Info zu Belle Époque

Daniel Hope ist bekannt für seine Entdeckernatur. Der britische Stargeiger beschränkt sich nie auf Altbewährtes. So sehr er die klassische Tradition schätzt, so gerne weicht er vom üblichen Pfad ab, durchstreift unerforschtes Gelände und hält Ausschau nach musikalischen Schätzen. Dass er dabei ein glückliches Händchen hat, konnte er schon oft unter Beweis stellen.

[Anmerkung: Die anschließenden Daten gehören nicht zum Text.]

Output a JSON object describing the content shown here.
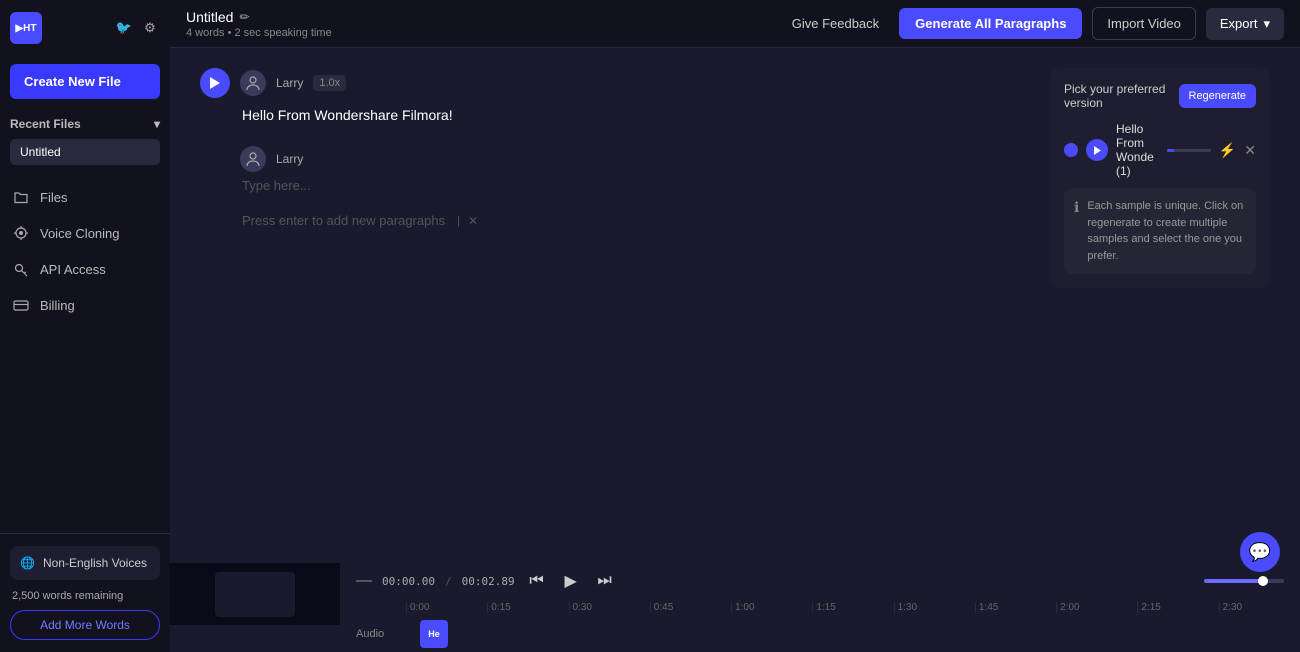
{
  "sidebar": {
    "logo": "PH",
    "create_new_label": "Create New File",
    "recent_files_label": "Recent Files",
    "recent_file_name": "Untitled",
    "nav_items": [
      {
        "id": "files",
        "label": "Files",
        "icon": "folder"
      },
      {
        "id": "voice-cloning",
        "label": "Voice Cloning",
        "icon": "star"
      },
      {
        "id": "api-access",
        "label": "API Access",
        "icon": "key"
      },
      {
        "id": "billing",
        "label": "Billing",
        "icon": "card"
      }
    ],
    "non_english_label": "Non-English Voices",
    "words_remaining": "2,500 words remaining",
    "add_words_label": "Add More Words"
  },
  "topbar": {
    "file_title": "Untitled",
    "file_meta": "4 words • 2 sec speaking time",
    "feedback_label": "Give Feedback",
    "generate_label": "Generate All Paragraphs",
    "import_label": "Import Video",
    "export_label": "Export",
    "chevron": "▾"
  },
  "editor": {
    "paragraph1": {
      "voice": "Larry",
      "speed": "1.0x",
      "text": "Hello From Wondershare Filmora!"
    },
    "paragraph2": {
      "voice": "Larry",
      "placeholder": "Type here..."
    },
    "add_hint": "Press enter to add new paragraphs"
  },
  "regenerate_panel": {
    "title": "Pick your preferred version",
    "regen_label": "Regenerate",
    "sample_label": "Hello From Wonde (1)",
    "info_text": "Each sample is unique. Click on regenerate to create multiple samples and select the one you prefer."
  },
  "transport": {
    "time_current": "00:00.00",
    "time_slash": "/",
    "time_total": "00:02.89"
  },
  "timeline": {
    "audio_label": "Audio",
    "clip_label": "He",
    "ruler_marks": [
      "0:00",
      "0:15",
      "0:30",
      "0:45",
      "1:00",
      "1:15",
      "1:30",
      "1:45",
      "2:00",
      "2:15",
      "2:30"
    ]
  }
}
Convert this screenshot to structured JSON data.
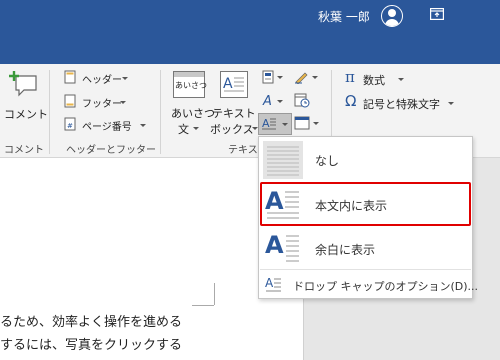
{
  "titlebar": {
    "user_name": "秋葉 一郎",
    "bg_color": "#2b579a",
    "avatar_icon": "user-avatar-icon",
    "display_options_icon": "ribbon-display-options-icon"
  },
  "ribbon": {
    "comments_group": {
      "comment_button": "コメント",
      "label": "コメント"
    },
    "header_footer_group": {
      "header": "ヘッダー",
      "footer": "フッター",
      "page_number": "ページ番号",
      "label": "ヘッダーとフッター"
    },
    "text_group": {
      "greeting_button_line1": "あいさつ",
      "greeting_button_line2": "文",
      "greeting_icon_text": "あいさつ",
      "textbox_button_line1": "テキスト",
      "textbox_button_line2": "ボックス",
      "label": "テキス"
    },
    "symbols_group": {
      "equation": "数式",
      "symbol": "記号と特殊文字",
      "equation_icon_text": "π",
      "symbol_icon_text": "Ω"
    }
  },
  "document": {
    "lines": [
      "るため、効率よく操作を進める",
      "するには、写真をクリックする"
    ]
  },
  "dropcap_menu": {
    "items": [
      {
        "label": "なし"
      },
      {
        "label": "本文内に表示"
      },
      {
        "label": "余白に表示"
      }
    ],
    "options": "ドロップ キャップのオプション(D)...",
    "dropcap_letter": "A",
    "highlight_color": "#e00000",
    "accent_color": "#2b579a"
  }
}
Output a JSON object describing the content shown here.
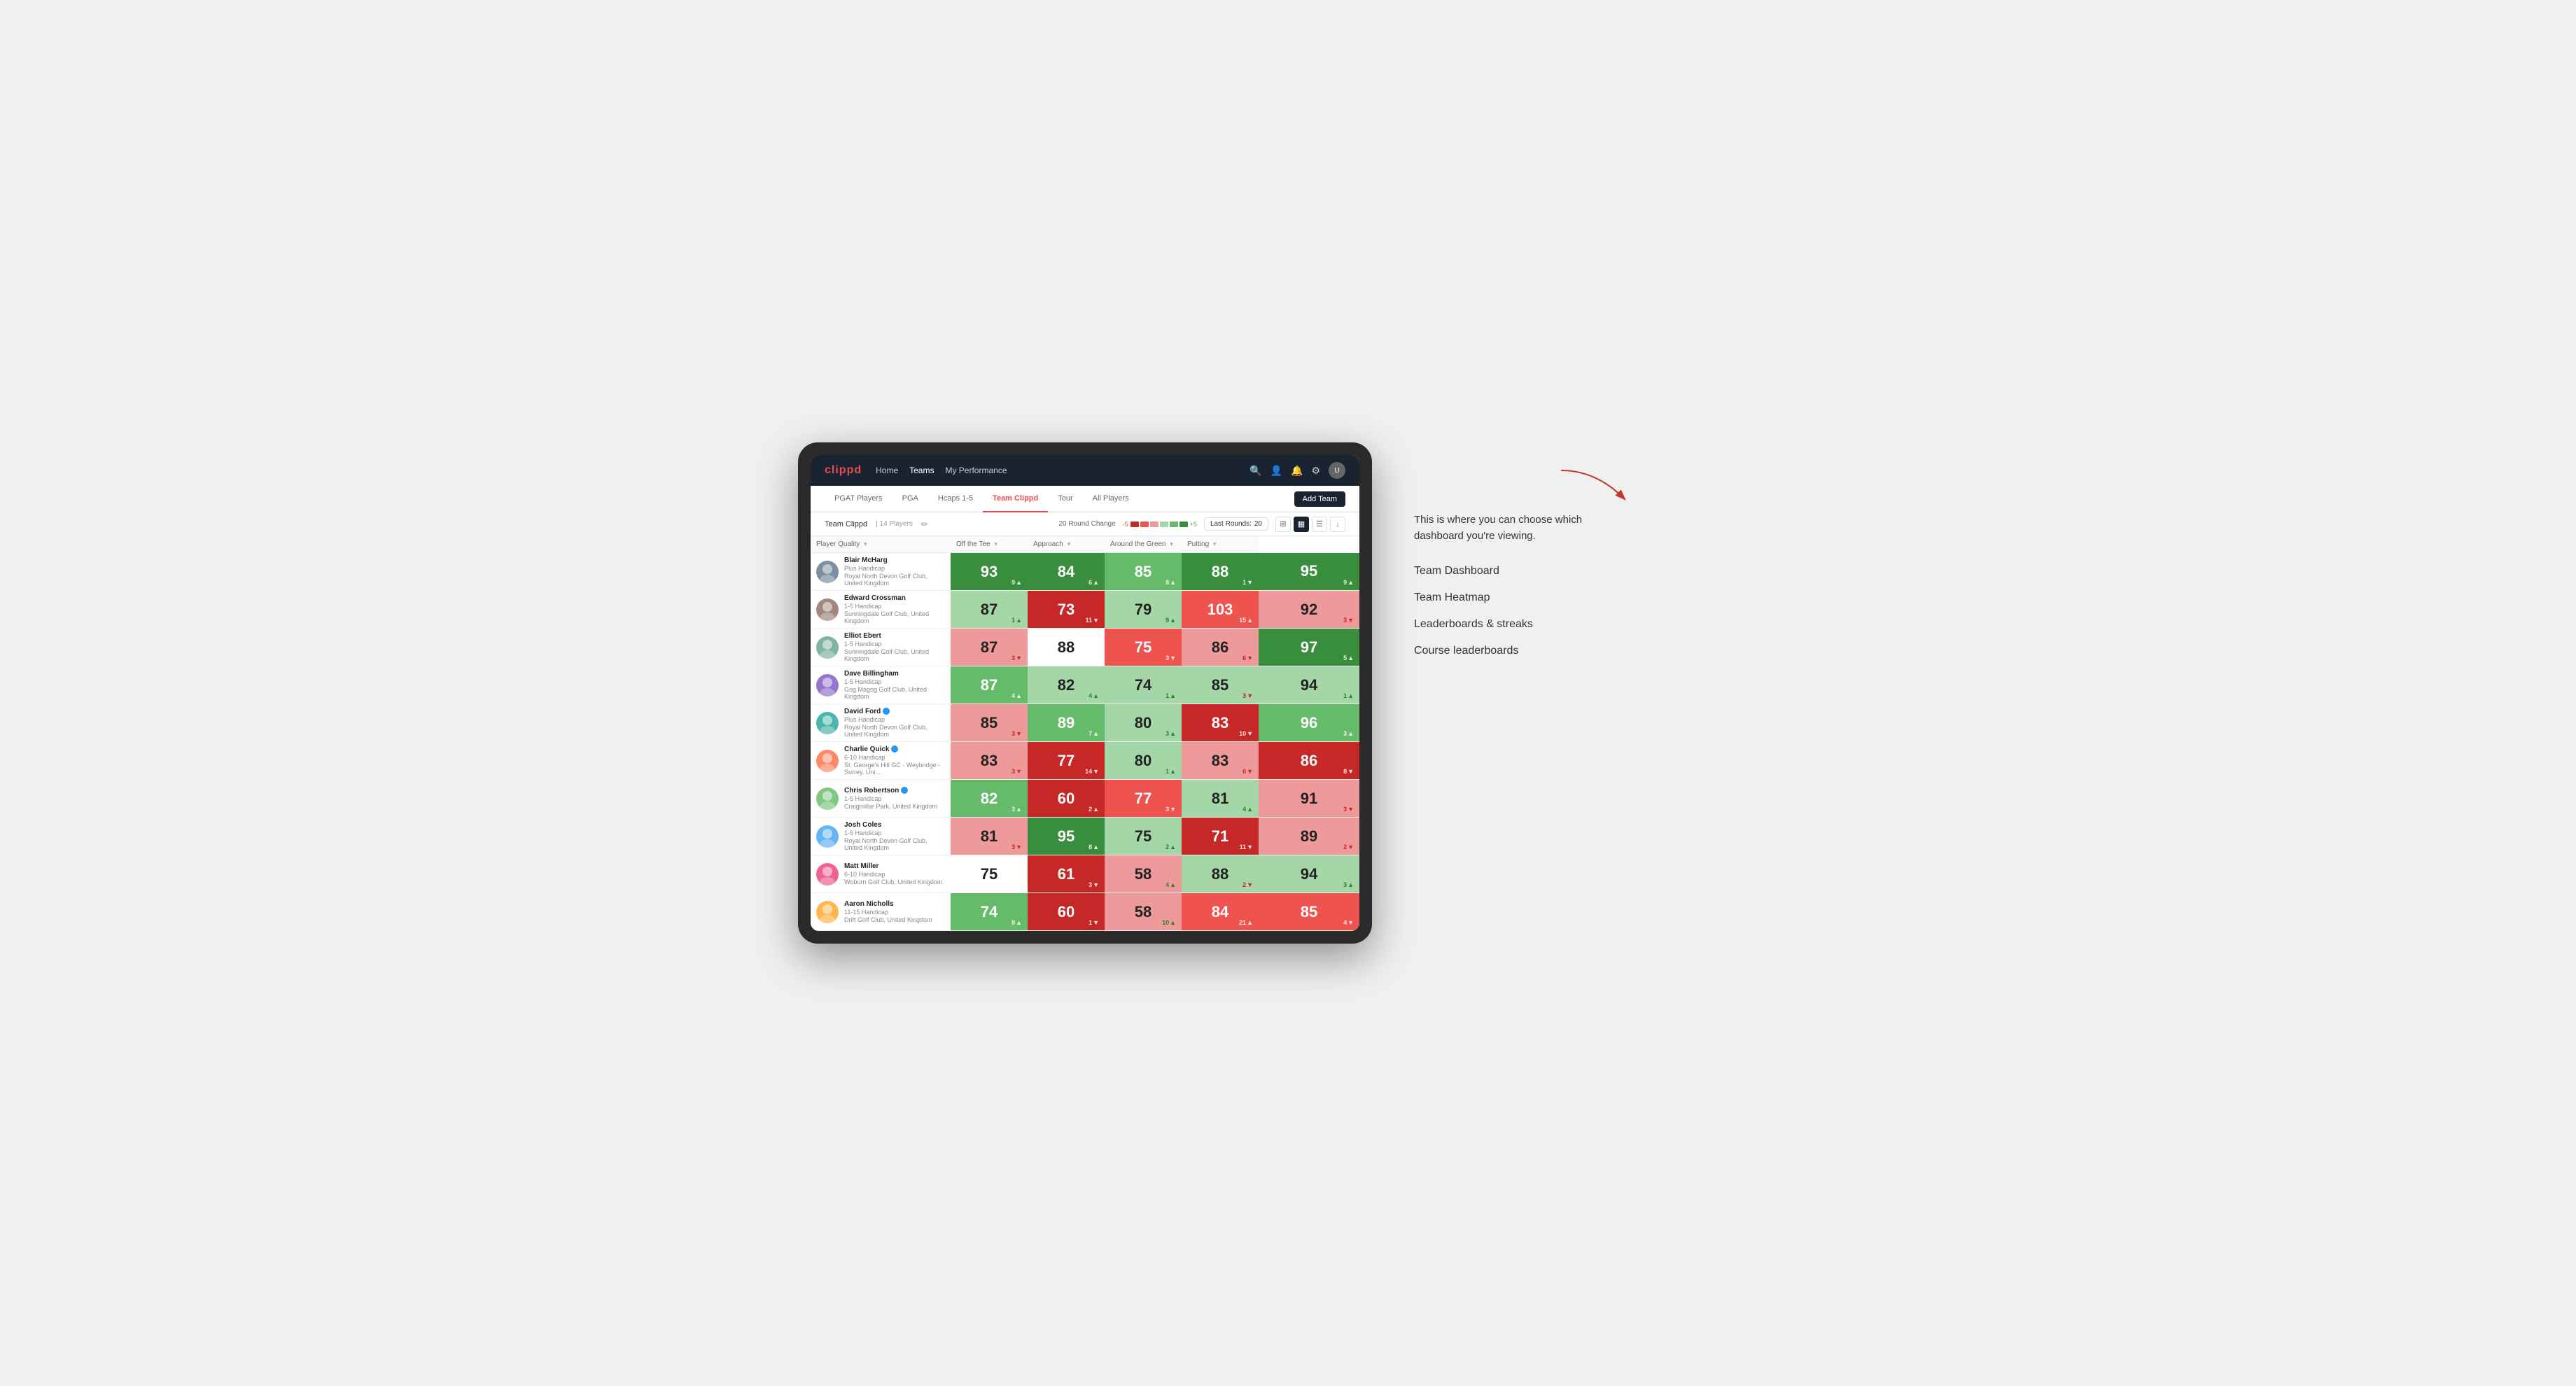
{
  "annotation": {
    "intro_text": "This is where you can choose which dashboard you're viewing.",
    "items": [
      "Team Dashboard",
      "Team Heatmap",
      "Leaderboards & streaks",
      "Course leaderboards"
    ]
  },
  "nav": {
    "logo": "clippd",
    "links": [
      "Home",
      "Teams",
      "My Performance"
    ],
    "active_link": "Teams"
  },
  "second_nav": {
    "links": [
      "PGAT Players",
      "PGA",
      "Hcaps 1-5",
      "Team Clippd",
      "Tour",
      "All Players"
    ],
    "active_link": "Team Clippd",
    "add_team_btn": "Add Team"
  },
  "team_bar": {
    "name": "Team Clippd",
    "separator": "|",
    "count": "14 Players",
    "round_change_label": "20 Round Change",
    "change_neg": "-5",
    "change_pos": "+5",
    "last_rounds_label": "Last Rounds:",
    "last_rounds_value": "20"
  },
  "table": {
    "headers": {
      "player_quality": "Player Quality",
      "off_tee": "Off the Tee",
      "approach": "Approach",
      "around_green": "Around the Green",
      "putting": "Putting"
    },
    "players": [
      {
        "name": "Blair McHarg",
        "handicap": "Plus Handicap",
        "club": "Royal North Devon Golf Club, United Kingdom",
        "pq": {
          "value": "93",
          "change": "9",
          "dir": "up",
          "bg": "green-dark"
        },
        "ott": {
          "value": "84",
          "change": "6",
          "dir": "up",
          "bg": "green-dark"
        },
        "app": {
          "value": "85",
          "change": "8",
          "dir": "up",
          "bg": "green-mid"
        },
        "atg": {
          "value": "88",
          "change": "1",
          "dir": "down",
          "bg": "green-dark"
        },
        "put": {
          "value": "95",
          "change": "9",
          "dir": "up",
          "bg": "green-dark"
        }
      },
      {
        "name": "Edward Crossman",
        "handicap": "1-5 Handicap",
        "club": "Sunningdale Golf Club, United Kingdom",
        "pq": {
          "value": "87",
          "change": "1",
          "dir": "up",
          "bg": "green-light"
        },
        "ott": {
          "value": "73",
          "change": "11",
          "dir": "down",
          "bg": "red-dark"
        },
        "app": {
          "value": "79",
          "change": "9",
          "dir": "up",
          "bg": "green-light"
        },
        "atg": {
          "value": "103",
          "change": "15",
          "dir": "up",
          "bg": "red-mid"
        },
        "put": {
          "value": "92",
          "change": "3",
          "dir": "down",
          "bg": "red-light"
        }
      },
      {
        "name": "Elliot Ebert",
        "handicap": "1-5 Handicap",
        "club": "Sunningdale Golf Club, United Kingdom",
        "pq": {
          "value": "87",
          "change": "3",
          "dir": "down",
          "bg": "red-light"
        },
        "ott": {
          "value": "88",
          "change": "",
          "dir": "",
          "bg": "white"
        },
        "app": {
          "value": "75",
          "change": "3",
          "dir": "down",
          "bg": "red-mid"
        },
        "atg": {
          "value": "86",
          "change": "6",
          "dir": "down",
          "bg": "red-light"
        },
        "put": {
          "value": "97",
          "change": "5",
          "dir": "up",
          "bg": "green-dark"
        }
      },
      {
        "name": "Dave Billingham",
        "handicap": "1-5 Handicap",
        "club": "Gog Magog Golf Club, United Kingdom",
        "pq": {
          "value": "87",
          "change": "4",
          "dir": "up",
          "bg": "green-mid"
        },
        "ott": {
          "value": "82",
          "change": "4",
          "dir": "up",
          "bg": "green-light"
        },
        "app": {
          "value": "74",
          "change": "1",
          "dir": "up",
          "bg": "green-light"
        },
        "atg": {
          "value": "85",
          "change": "3",
          "dir": "down",
          "bg": "green-light"
        },
        "put": {
          "value": "94",
          "change": "1",
          "dir": "up",
          "bg": "green-light"
        }
      },
      {
        "name": "David Ford",
        "handicap": "Plus Handicap",
        "club": "Royal North Devon Golf Club, United Kingdom",
        "verified": true,
        "pq": {
          "value": "85",
          "change": "3",
          "dir": "down",
          "bg": "red-light"
        },
        "ott": {
          "value": "89",
          "change": "7",
          "dir": "up",
          "bg": "green-mid"
        },
        "app": {
          "value": "80",
          "change": "3",
          "dir": "up",
          "bg": "green-light"
        },
        "atg": {
          "value": "83",
          "change": "10",
          "dir": "down",
          "bg": "red-dark"
        },
        "put": {
          "value": "96",
          "change": "3",
          "dir": "up",
          "bg": "green-mid"
        }
      },
      {
        "name": "Charlie Quick",
        "handicap": "6-10 Handicap",
        "club": "St. George's Hill GC - Weybridge - Surrey, Uni...",
        "verified": true,
        "pq": {
          "value": "83",
          "change": "3",
          "dir": "down",
          "bg": "red-light"
        },
        "ott": {
          "value": "77",
          "change": "14",
          "dir": "down",
          "bg": "red-dark"
        },
        "app": {
          "value": "80",
          "change": "1",
          "dir": "up",
          "bg": "green-light"
        },
        "atg": {
          "value": "83",
          "change": "6",
          "dir": "down",
          "bg": "red-light"
        },
        "put": {
          "value": "86",
          "change": "8",
          "dir": "down",
          "bg": "red-dark"
        }
      },
      {
        "name": "Chris Robertson",
        "handicap": "1-5 Handicap",
        "club": "Craigmillar Park, United Kingdom",
        "verified": true,
        "pq": {
          "value": "82",
          "change": "3",
          "dir": "up",
          "bg": "green-mid"
        },
        "ott": {
          "value": "60",
          "change": "2",
          "dir": "up",
          "bg": "red-dark"
        },
        "app": {
          "value": "77",
          "change": "3",
          "dir": "down",
          "bg": "red-mid"
        },
        "atg": {
          "value": "81",
          "change": "4",
          "dir": "up",
          "bg": "green-light"
        },
        "put": {
          "value": "91",
          "change": "3",
          "dir": "down",
          "bg": "red-light"
        }
      },
      {
        "name": "Josh Coles",
        "handicap": "1-5 Handicap",
        "club": "Royal North Devon Golf Club, United Kingdom",
        "pq": {
          "value": "81",
          "change": "3",
          "dir": "down",
          "bg": "red-light"
        },
        "ott": {
          "value": "95",
          "change": "8",
          "dir": "up",
          "bg": "green-dark"
        },
        "app": {
          "value": "75",
          "change": "2",
          "dir": "up",
          "bg": "green-light"
        },
        "atg": {
          "value": "71",
          "change": "11",
          "dir": "down",
          "bg": "red-dark"
        },
        "put": {
          "value": "89",
          "change": "2",
          "dir": "down",
          "bg": "red-light"
        }
      },
      {
        "name": "Matt Miller",
        "handicap": "6-10 Handicap",
        "club": "Woburn Golf Club, United Kingdom",
        "pq": {
          "value": "75",
          "change": "",
          "dir": "",
          "bg": "white"
        },
        "ott": {
          "value": "61",
          "change": "3",
          "dir": "down",
          "bg": "red-dark"
        },
        "app": {
          "value": "58",
          "change": "4",
          "dir": "up",
          "bg": "red-light"
        },
        "atg": {
          "value": "88",
          "change": "2",
          "dir": "down",
          "bg": "green-light"
        },
        "put": {
          "value": "94",
          "change": "3",
          "dir": "up",
          "bg": "green-light"
        }
      },
      {
        "name": "Aaron Nicholls",
        "handicap": "11-15 Handicap",
        "club": "Drift Golf Club, United Kingdom",
        "pq": {
          "value": "74",
          "change": "8",
          "dir": "up",
          "bg": "green-mid"
        },
        "ott": {
          "value": "60",
          "change": "1",
          "dir": "down",
          "bg": "red-dark"
        },
        "app": {
          "value": "58",
          "change": "10",
          "dir": "up",
          "bg": "red-light"
        },
        "atg": {
          "value": "84",
          "change": "21",
          "dir": "up",
          "bg": "red-mid"
        },
        "put": {
          "value": "85",
          "change": "4",
          "dir": "down",
          "bg": "red-mid"
        }
      }
    ]
  }
}
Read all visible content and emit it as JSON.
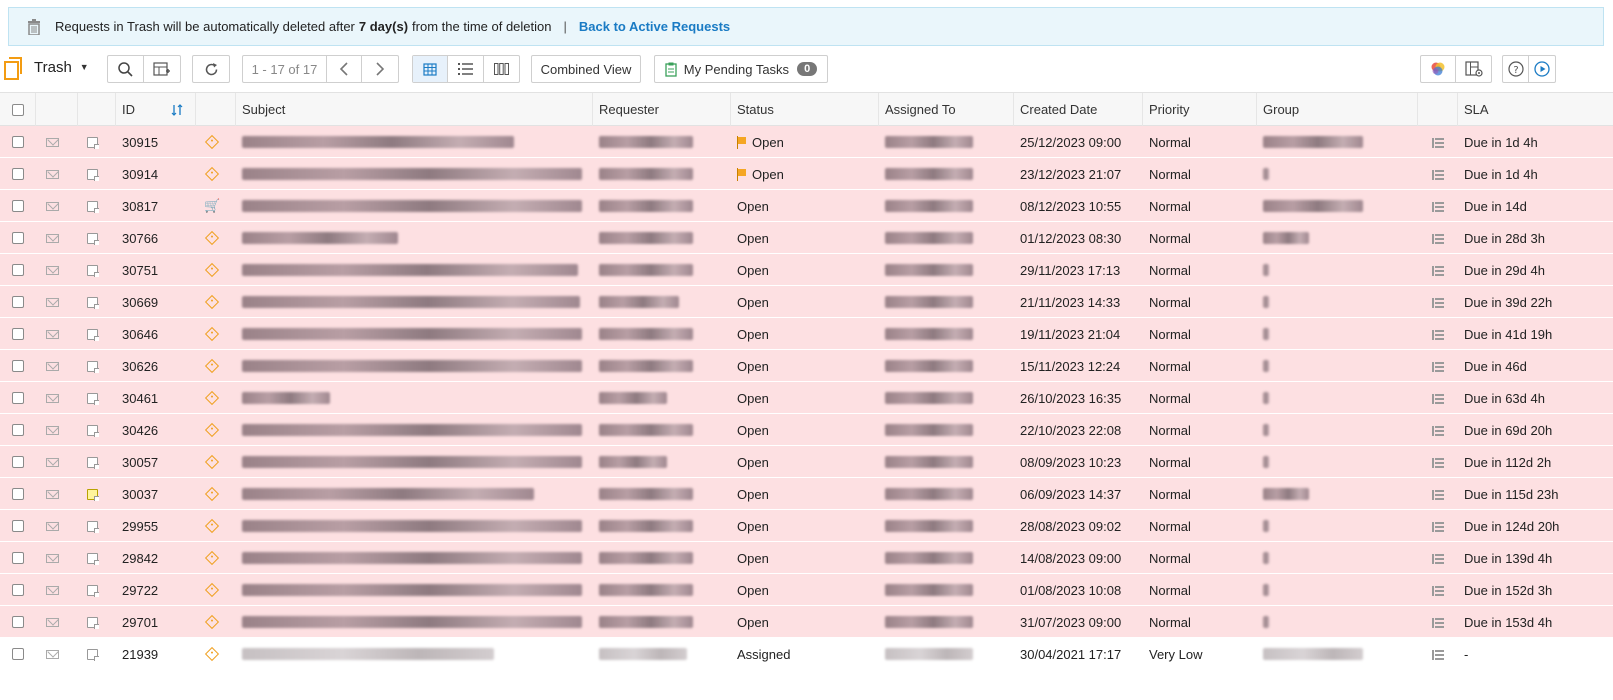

Konzeptalben wie “Spheres” (2013) oder “For Seasons” (2017) bezeugen sein außerordentliches Geschick, ungewöhnliche Programme zusammenzustellen und das Publikum in entlegene Welten zu entführen, wo es sich in Tagträumen verlieren darf und ganz ungezwungen mit überraschenden poetischen Stimmungen vertraut gemacht wird.

"Belle Époque", so der Titel des gerade erschienenen Doppelalbums, versammelt erlesenes Repertoire aus der musikalisch höchst produktiven Zeit um 1900. Neben bekannten Werken von Massenet, Debussy und Elgar erklingen selten gehörte Miniaturen von Rachmaninow, Charles Koechlin und Frank Bridge sowie Werke der Zweiten Wiener Schule um Arnold Schönberg. Den ersten Teil des Doppelalbums bestreitet Hope unter Begleitung des Zürcher Kammerorchesters mit Orchestermusik der Belle Époque. Im zweiten Teil widmet er sich unter Mitwirkung des britischen Meisterpianisten Simon Crawford-Phillips der Kammermusik.

Belle Époque: Die Belle Époque weist viele Ähnlichkeiten mit unserer Zeit auf. Einerseits lebten die Menschen in relativer Sicherheit, blickten gebannt auf die Neuerungen der modernen Technik und versprachen sich für die Zukunft wachsenden Wohlstand. Andererseits verschärften sich die sozialen Spannungen und es gab Anzeichen globaler Machtverschiebungen, die sich im Beben des Ersten Weltkriegs, der die Belle Époque mit einem Schlag beendete, grausam entluden. Daniel Hope weiß um die Widersprüche der “schönen Epoche”. Er will sie keinesfalls überdecken.

Sein Album geht der wechselvollen Stimmung zwischen konservativen Gefühlsregungen und dem zart aufkeimenden Pioniergeist der Moderne nach. Damals “entwickelte sich”, so der Geiger mit Blick auf Strömungen wie Art nouveau, Sezession oder Jugendstil, “eine frische, sinnenfrohe Kunst, der die Natur als Maß aller Dinge galt, die aber auch einer verborgenen, intensiven Emotionalität visuellen Ausdruck verlieh.” Zugleich wurden nostalgische Sehnsüchte wach. Die Glut des romantischen Lebensgefühls flammte noch einmal auf.

Poetische Essenzen: "Belle Époque" zeichnet diesen stimmungsmäßigen Reichtum der Zeit detailfreudig nach. Das Spektrum des Albums reicht von spätromantischer Klangpoesie über impressionistische Neuerungen bis hin zu dem kühnen Experiment eines äußerst reduzierten Ausdrucks, wie ihn Anton Webern in seinem Werk “Vier Stücke für Violine und Klavier” (Op. 7) entwickelte. Erstaunlich ist, dass Hope aus der Vielfalt an Stoffen eine poetische Essenz gewinnt: Es ist sein hinreißend warmer, melancholisch gefärbter Ton, der das gesamte Album dominiert. Am überzeugendsten vielleicht in Debussys "Rêverie", die er in einem großzügigen, filmische Züge tragenden Arrangement für Geige und Orchester darbietet.

Die romantischen Affekte der Epoche werden am eindringlichsten in Richard Strauss' bewegendem Lied “Morgen!” spürbar. Der Gesang von Mojca Erdmann bereitet Gänsehaut. Selten hat man den hoffnungstrunkenen Vers “Und morgen wird die Sonne wieder scheinen” so beseelt gehört wie in der ohne jeden sentimentalen Überschwang auskommenden Interpretation der hochbegabten Sopranistin.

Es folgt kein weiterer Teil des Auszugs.